Revista Literatura

La suerte de Nora

Publicado el 05 febrero 2012 por Marga @MdCala

 

El momento elegido por el azar vale siempre más que el momento elegido por nosotros mismos.  (Proverbio chino)

 

Recordaba la romántica sin remedio, con la mirada situada mucho más allá de su ventana, ese momento en que el azar, la suerte, la casualidad o el destino decidió por ella.

 

Sucedería treinta años atrás y sería durante la tarde en la que reordenaba las cartas que había recibido solicitando una cita a ciegas. Su exitoso anuncio en un periódico, prometiendo amistad y diversión, había logrado lo que ella tanto deseaba: atención y dedicación a su frágil persona y control sobre la situación.

 

Ella, Nora, se tornaría durante un tiempo la dueña de su vida y la persona que decidiría al hombre adecuado. Al hombre de su vida.

 

-Qué cómico me resulta recordar aquella escena y qué poco se parece mi momento de ahora a aquel de tanta dicha. ¿Qué será de mí sin Miguel? –se preguntaba amargamente, una vez había resuelto que todo tenía un final y que de nada servía prolongar la agonía de su matrimonio. Esperaría a que su marido llegase aquella tarde de tormenta, y cerraría el capítulo de su vida en común.

La suerte de Nora.

 

Mientras continuaba observando la pertinaz lluvia, Nora evocaba los sentimientos de ese pasado que tanto la reconfortaban.
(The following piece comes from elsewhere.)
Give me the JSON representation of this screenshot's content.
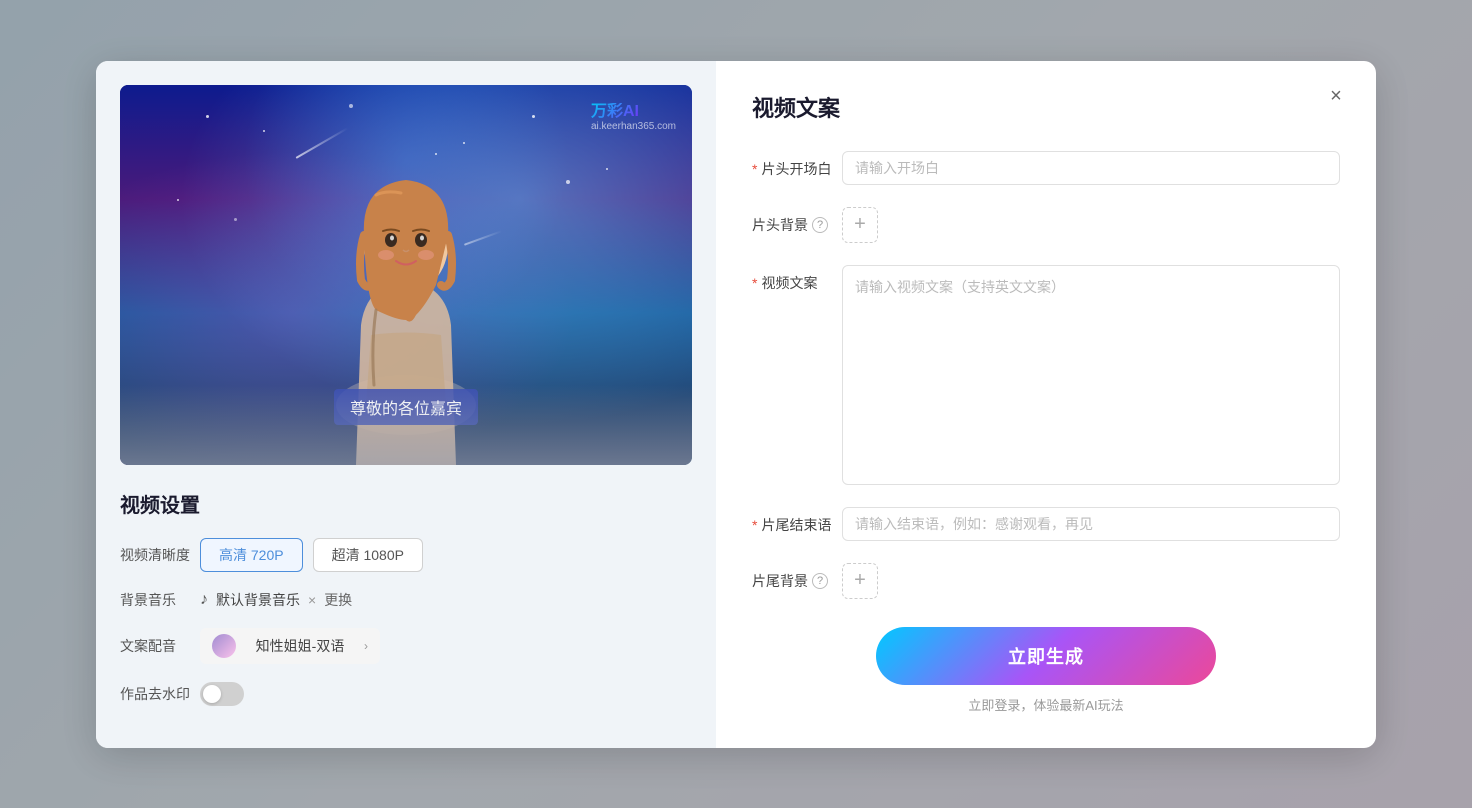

Pretendía clausurar aquella historia, tan real como bien escrita, memorizando el instante en que su sino eligió por ella.

 

Y regresó.

 

La muchacha de ayer se encontraba arrodillada ante el cajón secreto de su mesita de noche, colocando en tres bloques aquellas numerosas cartas de solicitud de citas, y su orden pensado era geográfico: “Otras ciudades”, “Capital” y “Provincia”. Había concluído que descartaría a los chicos del primer grupo y a los del tercero. Unos por su lejanía y dificultad para formalizar una relación. Otros por puro prejuicio social. Pero el destino, hermano mellizo del azar, no estaría de acuerdo…

 

Programadas y terminadas las citas con sus paisanos de la ciudad, Nora fue perdiendo la fe en su misión de conocer al hombre de sus días. Y en un ataque de rabia, tras volver de la que pensaba que sería su última salida con desconocidos, entró en su habitación y abrió con vehemencia aquel cajón que tantas esperanzas guardaba aún. Cogiendo los dos bloques de cartas restantes, se dirigió a la cocina para finiquitar el asunto en la papelera. Aquello había sido un fiasco absoluto.

 

Y fue caprichoso el azar…

 

La juvenil ira de la decepción consiguió dar muerte a todas las letras que sus pretendientes habían escrito para ella… salvo unas cuantas que -casualmente- provenían de un pueblo cercano. Ya en el comedor de su hogar, la madre de Nora le advirtió sobre una carta que yacía rebelde en el suelo del corredor. Y acercándosela, le presentó a su futuro esposo. Al que sería su querido Miguel, un chico de provincias, sin recursos, cuyo mensaje le tocó tan adentro que no podía hacer sino conocerlo y -con el tiempo- amarlo más que a su propia vida.

 

-Qué curioso -se decía Nora despertando a la realidad-, después de pensarlo y revivirlo, daría lo que fuera por comenzar de nuevo mi vida junto a él. Ahora que todo ha terminado y que no queda más que una última charla para concluir tres décadas en común.

 

Había guardado como un tesoro aquella epístola aún anónima que Miguel le escribiera tantos años antes. Solía rescatarla de entre sus reliquias cuando se sentía mal o tenía dudas sobre su relación, tan sólida en su base y tan movediza en su cima. El sobre ya había adquirido un ligerísimo tono amarillento que delataba sus días de reposo, pero seguía vivo, cumpliendo su misión de unir y ofrecer bálsamo a las penas de su dueña.

 

Mas el azar interpretaría su último papel y, tras una llamada de escalofrío, quiso situarla junto a la cama de hospital que ocupaba su marido después de sufrir un severo accidente de tráfico. Los médicos avisaron a la aún esposa de Miguel de que tendrían que empezar de cero… y que tuviese paciencia si quería ver resultados positivos.

 

Y ella, marginando el dolor y la incertidumbre que sentía, volvió a bendecir su particular suerte.